The final touch for our family is a sprinkling of chopped salted pistachios, but there are so many alternatives that would be just as tasty. How about walnuts, mini chocolate chips or even banana slices. YUM!
Helpful Tools and Ingredients:
- Ice Cream Maker – I love this ice cream maker! It was an investment but is so easy to use it was well worth it.
- No-Shell Pistachios – these are my favorites. You can buy them at many supermarkets, but this is the best price I have seen for them.
Primo Crushed Strawberry Gelato
Click underlined ingredients to buy them!
- 3 cups half-and-half, divided
- 2 tbsp cornstarch
- 1-1/3 cups granulated sugar
- 1-1/2 tsp vanilla extract
- 2 pounds strawberries, hulled and quartered
- 1/4 cup chopped pistachios for garnish, optional
- Whisk together cornstarch and 1/4 cup half-and-half in a small bowl to make a slurry.
- Combine sugar and remaining 2 3/4 cups half-and-half in a medium saucepan; bring to a simmer over medium heat. Remove from heat; gradually whisk in slurry.
- Return pan to medium heat and cook, stirring, until mixture comes to a boil and thickens slightly, 8 to 10 minutes. Pour mixture into a heatproof bowl. Add vanilla and stir. Cool completely in an ice bath, about 25 minutes.
- While mixture is cooling, use a potato masher to crush strawberries in a large bowl. Crush until strawberries are juicy and mostly pureed. There will be some small chunks of the pulverized berries left. Yield will be about 3 cups of puree.
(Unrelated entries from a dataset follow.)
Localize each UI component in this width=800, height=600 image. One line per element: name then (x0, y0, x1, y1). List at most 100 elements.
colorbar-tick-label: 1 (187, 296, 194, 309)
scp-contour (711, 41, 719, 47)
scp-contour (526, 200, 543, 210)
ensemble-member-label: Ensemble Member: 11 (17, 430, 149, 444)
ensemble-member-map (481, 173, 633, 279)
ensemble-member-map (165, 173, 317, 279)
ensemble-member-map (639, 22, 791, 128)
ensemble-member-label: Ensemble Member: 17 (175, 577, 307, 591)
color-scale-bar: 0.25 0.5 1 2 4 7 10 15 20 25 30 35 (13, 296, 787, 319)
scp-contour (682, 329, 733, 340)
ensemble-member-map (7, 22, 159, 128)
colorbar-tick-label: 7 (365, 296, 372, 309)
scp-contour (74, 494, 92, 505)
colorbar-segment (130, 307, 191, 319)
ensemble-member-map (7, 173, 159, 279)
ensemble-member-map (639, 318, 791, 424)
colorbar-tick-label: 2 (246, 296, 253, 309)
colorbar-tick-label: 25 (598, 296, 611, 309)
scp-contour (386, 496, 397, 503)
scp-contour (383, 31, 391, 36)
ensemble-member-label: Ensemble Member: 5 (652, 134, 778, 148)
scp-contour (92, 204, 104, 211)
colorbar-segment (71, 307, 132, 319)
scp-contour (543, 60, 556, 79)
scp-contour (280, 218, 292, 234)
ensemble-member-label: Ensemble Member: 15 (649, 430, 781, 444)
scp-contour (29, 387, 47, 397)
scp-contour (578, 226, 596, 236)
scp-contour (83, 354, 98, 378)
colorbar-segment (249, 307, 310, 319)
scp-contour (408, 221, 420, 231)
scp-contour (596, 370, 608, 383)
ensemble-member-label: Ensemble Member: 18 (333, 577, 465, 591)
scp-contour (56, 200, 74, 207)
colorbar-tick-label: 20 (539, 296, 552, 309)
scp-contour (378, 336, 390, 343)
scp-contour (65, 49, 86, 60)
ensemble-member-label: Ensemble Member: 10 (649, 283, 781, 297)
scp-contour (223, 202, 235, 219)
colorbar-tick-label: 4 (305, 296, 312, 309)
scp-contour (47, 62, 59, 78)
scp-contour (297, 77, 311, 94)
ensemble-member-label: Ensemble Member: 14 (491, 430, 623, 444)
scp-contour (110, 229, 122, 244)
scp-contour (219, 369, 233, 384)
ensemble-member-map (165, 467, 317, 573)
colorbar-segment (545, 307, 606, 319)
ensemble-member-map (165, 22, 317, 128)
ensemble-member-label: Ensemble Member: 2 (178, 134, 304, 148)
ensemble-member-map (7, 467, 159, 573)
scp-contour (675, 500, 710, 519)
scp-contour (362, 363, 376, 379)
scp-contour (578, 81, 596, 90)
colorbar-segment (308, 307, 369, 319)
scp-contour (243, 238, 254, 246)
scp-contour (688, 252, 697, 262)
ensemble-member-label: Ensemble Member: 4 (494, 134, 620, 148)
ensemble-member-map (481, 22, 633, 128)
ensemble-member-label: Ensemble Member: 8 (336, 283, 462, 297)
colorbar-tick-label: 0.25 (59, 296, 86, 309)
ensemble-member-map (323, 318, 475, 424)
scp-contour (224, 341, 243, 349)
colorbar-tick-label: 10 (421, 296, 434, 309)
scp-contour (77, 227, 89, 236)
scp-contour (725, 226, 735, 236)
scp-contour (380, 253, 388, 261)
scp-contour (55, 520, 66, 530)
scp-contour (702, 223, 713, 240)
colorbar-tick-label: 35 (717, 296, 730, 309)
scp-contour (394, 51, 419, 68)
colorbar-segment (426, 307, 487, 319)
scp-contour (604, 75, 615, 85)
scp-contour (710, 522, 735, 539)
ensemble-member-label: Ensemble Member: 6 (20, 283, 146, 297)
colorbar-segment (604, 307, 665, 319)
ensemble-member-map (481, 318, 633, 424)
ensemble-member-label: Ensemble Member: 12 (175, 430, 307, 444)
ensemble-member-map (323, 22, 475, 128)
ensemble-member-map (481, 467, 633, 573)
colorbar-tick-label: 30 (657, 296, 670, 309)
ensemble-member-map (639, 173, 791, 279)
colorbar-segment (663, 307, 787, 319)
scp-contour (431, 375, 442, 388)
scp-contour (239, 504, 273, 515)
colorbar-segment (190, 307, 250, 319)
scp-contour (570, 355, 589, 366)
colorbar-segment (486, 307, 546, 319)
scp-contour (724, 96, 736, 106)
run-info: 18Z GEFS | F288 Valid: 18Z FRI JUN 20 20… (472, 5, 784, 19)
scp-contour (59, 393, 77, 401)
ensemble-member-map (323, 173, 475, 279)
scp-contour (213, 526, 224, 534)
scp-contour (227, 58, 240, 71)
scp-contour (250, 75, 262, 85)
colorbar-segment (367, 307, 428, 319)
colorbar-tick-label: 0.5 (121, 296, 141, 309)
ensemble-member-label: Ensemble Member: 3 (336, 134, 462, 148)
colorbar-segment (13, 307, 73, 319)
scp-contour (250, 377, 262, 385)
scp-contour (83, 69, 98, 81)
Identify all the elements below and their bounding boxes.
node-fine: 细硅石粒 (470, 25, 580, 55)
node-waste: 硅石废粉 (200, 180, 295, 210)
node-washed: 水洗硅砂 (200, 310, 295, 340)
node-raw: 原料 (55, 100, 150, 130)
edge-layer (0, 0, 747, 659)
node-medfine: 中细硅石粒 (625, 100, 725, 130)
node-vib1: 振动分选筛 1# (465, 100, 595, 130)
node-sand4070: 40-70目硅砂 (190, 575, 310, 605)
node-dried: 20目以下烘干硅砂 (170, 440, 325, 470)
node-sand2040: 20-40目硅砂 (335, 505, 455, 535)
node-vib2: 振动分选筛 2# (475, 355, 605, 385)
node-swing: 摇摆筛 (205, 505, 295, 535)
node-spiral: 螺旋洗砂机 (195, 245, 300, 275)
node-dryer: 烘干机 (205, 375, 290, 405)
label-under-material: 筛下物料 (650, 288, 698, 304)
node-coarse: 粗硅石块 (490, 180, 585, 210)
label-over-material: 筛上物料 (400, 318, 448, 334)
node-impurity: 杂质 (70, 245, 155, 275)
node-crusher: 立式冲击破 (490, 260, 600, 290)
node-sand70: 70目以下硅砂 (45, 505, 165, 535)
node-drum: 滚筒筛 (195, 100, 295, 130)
- Stir puree into cooled half and half mixture. Cover and refrigerate until cold, at least 2 hours.
- Pour chilled strawberry mixture into freezer bowl of ice cream maker and process according to manufacturer’s instructions. You may need to make the Gelato in several batches depending on your machine’s capacity.
- Transfer Gelato into freezer safe containers, label contents and seal with an air tight lid. Freeze Gelato at least 8 hours or overnight.